Devido ao menor calado, alguns mercantes descarregam centenas de contêineres no porto de Balboa, no Pacífico, e voltam a carregá-los em Colón, no Caribe, após a travessia.
Os contêineres são levados por trem de uma costa a outra do Panamá, o que implica demoras, mas não necessariamente custos maiores às empresas, pois, embora tenham que pagar pelo transporte ferroviário, o custo do pedágio no canal diminui porque levam menos carga.

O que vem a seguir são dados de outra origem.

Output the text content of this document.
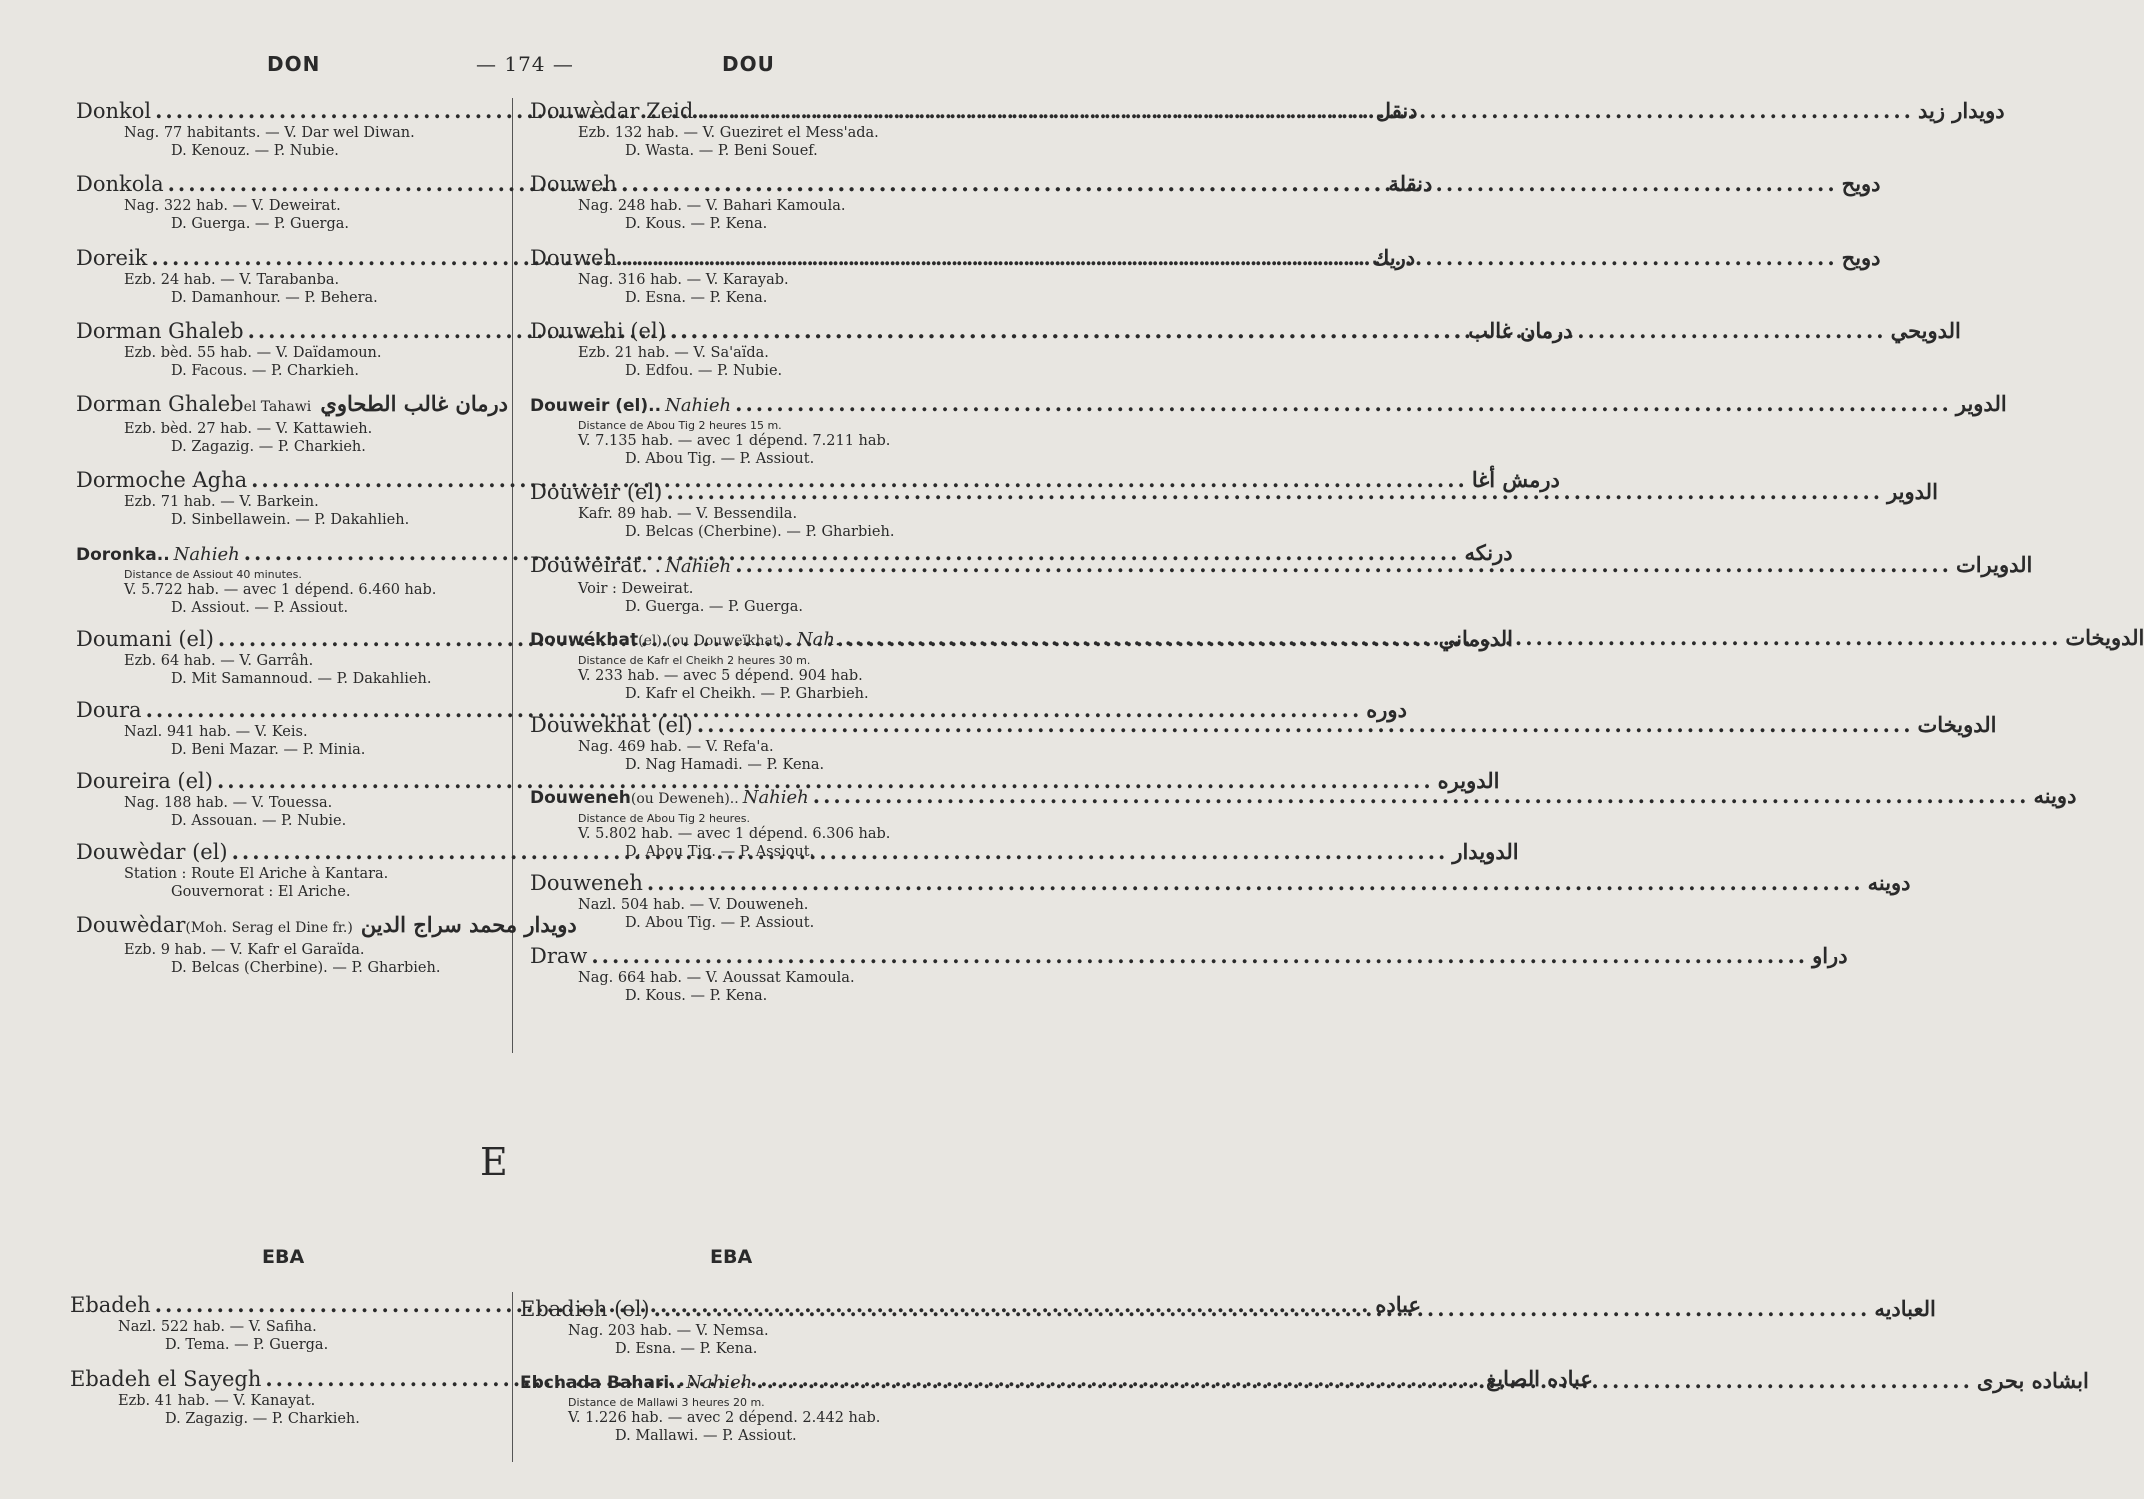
DON	— 174 —	DOU
Donkol .....	دنقل
Nag. 77 habitants. — V. Dar wel Diwan.
D. Kenouz. — P. Nubie.
Donkola .....	دنقلة
Nag. 322 hab. — V. Deweirat.
D. Guerga. — P. Guerga.
Doreik .....	دريك
Ezb. 24 hab. — V. Tarabanba.
D. Damanhour. — P. Behera.
Dorman Ghaleb .....	درمان غالب
Ezb. bèd. 55 hab. — V. Daïdamoun.
D. Facous. — P. Charkieh.
Dorman Ghaleb el Tahawi ..... درمان غالب الطحاوي
Ezb. bèd. 27 hab. — V. Kattawieh.
D. Zagazig. — P. Charkieh.
Dormoche Agha .....	درمش أغا
Ezb. 71 hab. — V. Barkein.
D. Sinbellawein. — P. Dakahlieh.
Doronka.. Nahieh .....	درنكه
Distance de Assiout 40 minutes.
V. 5.722 hab. — avec 1 dépend. 6.460 hab.
D. Assiout. — P. Assiout.
Doumani (el) .....	الدوماني
Ezb. 64 hab. — V. Garrâh.
D. Mit Samannoud. — P. Dakahlieh.
Doura .....	دوره
Nazl. 941 hab. — V. Keis.
D. Beni Mazar. — P. Minia.
Doureira (el) .....	الدويره
Nag. 188 hab. — V. Touessa.
D. Assouan. — P. Nubie.
Douwèdar (el) .....	الدويدار
Station : Route El Ariche à Kantara.
Gouvernorat : El Ariche.
Douwèdar (Moh. Serag el Dine fr.) دويدار محمد سراج الدين
Ezb. 9 hab. — V. Kafr el Garaïda.
D. Belcas (Cherbine). — P. Gharbieh.
Douwèdar Zeid .....	دويدار زيد
Ezb. 132 hab. — V. Gueziret el Mess'ada.
D. Wasta. — P. Beni Souef.
Douweh .....	دويح
Nag. 248 hab. — V. Bahari Kamoula.
D. Kous. — P. Kena.
Douweh .....	دويح
Nag. 316 hab. — V. Karayab.
D. Esna. — P. Kena.
Douwehi (el) .....	الدويحي
Ezb. 21 hab. — V. Sa'aïda.
D. Edfou. — P. Nubie.
Douweir (el).. Nahieh .....	الدوير
Distance de Abou Tig 2 heures 15 m.
V. 7.135 hab. — avec 1 dépend. 7.211 hab.
D. Abou Tig. — P. Assiout.
Douweir (el) .....	الدوير
Kafr. 89 hab. — V. Bessendila.
D. Belcas (Cherbine). — P. Gharbieh.
Douweirat. . Nahieh .....	الدويرات
Voir : Deweirat.
D. Guerga. — P. Guerga.
Douwékhat (el) (ou Douweïkhat).. Nah. .....	الدويخات
Distance de Kafr el Cheikh 2 heures 30 m.
V. 233 hab. — avec 5 dépend. 904 hab.
D. Kafr el Cheikh. — P. Gharbieh.
Douwekhat (el) .....	الدويخات
Nag. 469 hab. — V. Refa'a.
D. Nag Hamadi. — P. Kena.
Douweneh (ou Deweneh).. Nahieh .....	دوينه
Distance de Abou Tig 2 heures.
V. 5.802 hab. — avec 1 dépend. 6.306 hab.
D. Abou Tig. — P. Assiout.
Douweneh .....	دوينه
Nazl. 504 hab. — V. Douweneh.
D. Abou Tig. — P. Assiout.
Draw .....	دراو
Nag. 664 hab. — V. Aoussat Kamoula.
D. Kous. — P. Kena.
E
EBA	EBA
Ebadeh .....	عباده
Nazl. 522 hab. — V. Safiha.
D. Tema. — P. Guerga.
Ebadeh el Sayegh .....	عباده الصايغ
Ezb. 41 hab. — V. Kanayat.
D. Zagazig. — P. Charkieh.
Ebadieh (el) .....	العباديه
Nag. 203 hab. — V. Nemsa.
D. Esna. — P. Kena.
Ebchada Bahari.. Nahieh .....	ابشاده بحرى
Distance de Mallawi 3 heures 20 m.
V. 1.226 hab. — avec 2 dépend. 2.442 hab.
D. Mallawi. — P. Assiout.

Vásquez disse que o navio-mercante "Ever Max", com bandeira de Singapura, usou essa modalidade esta semana, o que não impediu que obtivesse o recorde de embarcação com mais carga que já cruzou a via: 17.000 contêineres, com tarifa de pedágio de 1,5 milhão de dólares (R$ 7,3 milhões).
- Rotas alternativas -
O administrador expressou que "a falta de água, mensurada apenas em termos de tarifas de pedágio, já dá um preço de 200 milhões de balboas" (dólares) a menos em receita em 2024.
Se a seca se prolongar e o limite de calado aumentar, o canal corre o risco de perder clientes, porque as empresas "podem optar por outras rotas, sabemos que esse risco existe", assinalou.
"Mas acreditamos que se encontrarmos uma solução relativamente cedo, não necessariamente que se construa imediatamente [a solução], mas que o mercado saiba que efetivamente algo está sendo feito, isso deve aliviar a preocupação de longo prazo", acrescentou.
- Três cidades -
A falta de chuva também provocou um aumento da salinidade nas águas da via interoceânica, o que causa outros inconvenientes.
A bacia hidrográfica do canal, formada pelos lagos Gatún e Alhajuela e vários rios, também fornece água para três cidades, entre elas a capital, onde vive metade da população do país.
"Cada vez que abrimos a comporta que dá para o mar, a água do mar se mistura com a água doce e, quanto maior a comporta [...], maior o volume de água salgada que entra no sistema", indicou Vásquez.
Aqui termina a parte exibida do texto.